You already have your 2010 Sportsman of the Year in Drew Brees. Although a Colts fan, I am a graduate of Purdue, and we could not ask for a better ambassador for the university than Drew. Looking forward to Baylen quarterbacking the Boilers in 2028. Boiler up!
Mike Shearer, Floyds Knobs, Ind.
As an American, my heart was with the Saints on Super Bowl Sunday for all the reasons that had to do with the city of New Orleans recovering (For You, New Orleans, Feb. 15). As an Ohio State Buckeye, I was happy to see a Big Ten quarterback have such success and make such an impact on and off the field. And as a mom, I was thrilled to see your family-friendly cover. Thanks for the reminder that to his baby boy, Drew Brees is still just Daddy—and that's what really matters.
Jen Headlee, Powell, Ohio
Let's pray that the ramifications of the Saints' Super Bowl victory will manifest themselves beyond the sidelines.
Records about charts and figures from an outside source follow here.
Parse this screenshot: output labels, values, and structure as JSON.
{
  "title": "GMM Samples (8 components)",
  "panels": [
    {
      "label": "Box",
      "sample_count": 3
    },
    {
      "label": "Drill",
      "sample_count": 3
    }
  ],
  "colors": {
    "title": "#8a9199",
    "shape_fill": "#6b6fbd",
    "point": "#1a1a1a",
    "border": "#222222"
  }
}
The coming years will reveal whether this surreal season brought hope and enormous pride to a beleaguered city—or was it just a distraction from the social ills facing it?
Clint Maraggun, Seattle
Watson on Woods
Joe Posnanski opined that Tom Watson's comments about Tiger Woods's on-course behavior were Watson's way of telling Tiger to use his situation as an opportunity to make a fresh start (SCORECARD, Feb. 15). While I don't disagree with this assertion, Watson's timing renders it disingenuous. As Posnanski pointed out, Watson is, and always has been, a "scold," but to make these statements now, while everyone else does the same, just mixes them in with the rest of the noise. I am not a fan of Tiger, and I will be no less interested in golf while he is away, but I have lost a measure of respect for Watson because of his mob-rules timing. He should have had the courage to share his views at the time of one of Tiger's offenses.
Dan Sullivan, Pasadena
I found Watson's perspective on Woods quite curious. The implication that golf was a more professional and more refined sport before Tiger's time is very much at odds with the facts. Golf pre-Tiger was defined by elitism, racism and a deeply disturbing country-club attitude of exclusivity. Contrary to the notions of the revisionists of golf history, the sport is simply more civilized, accessible and popular because of Tiger and his generation of pro golfers.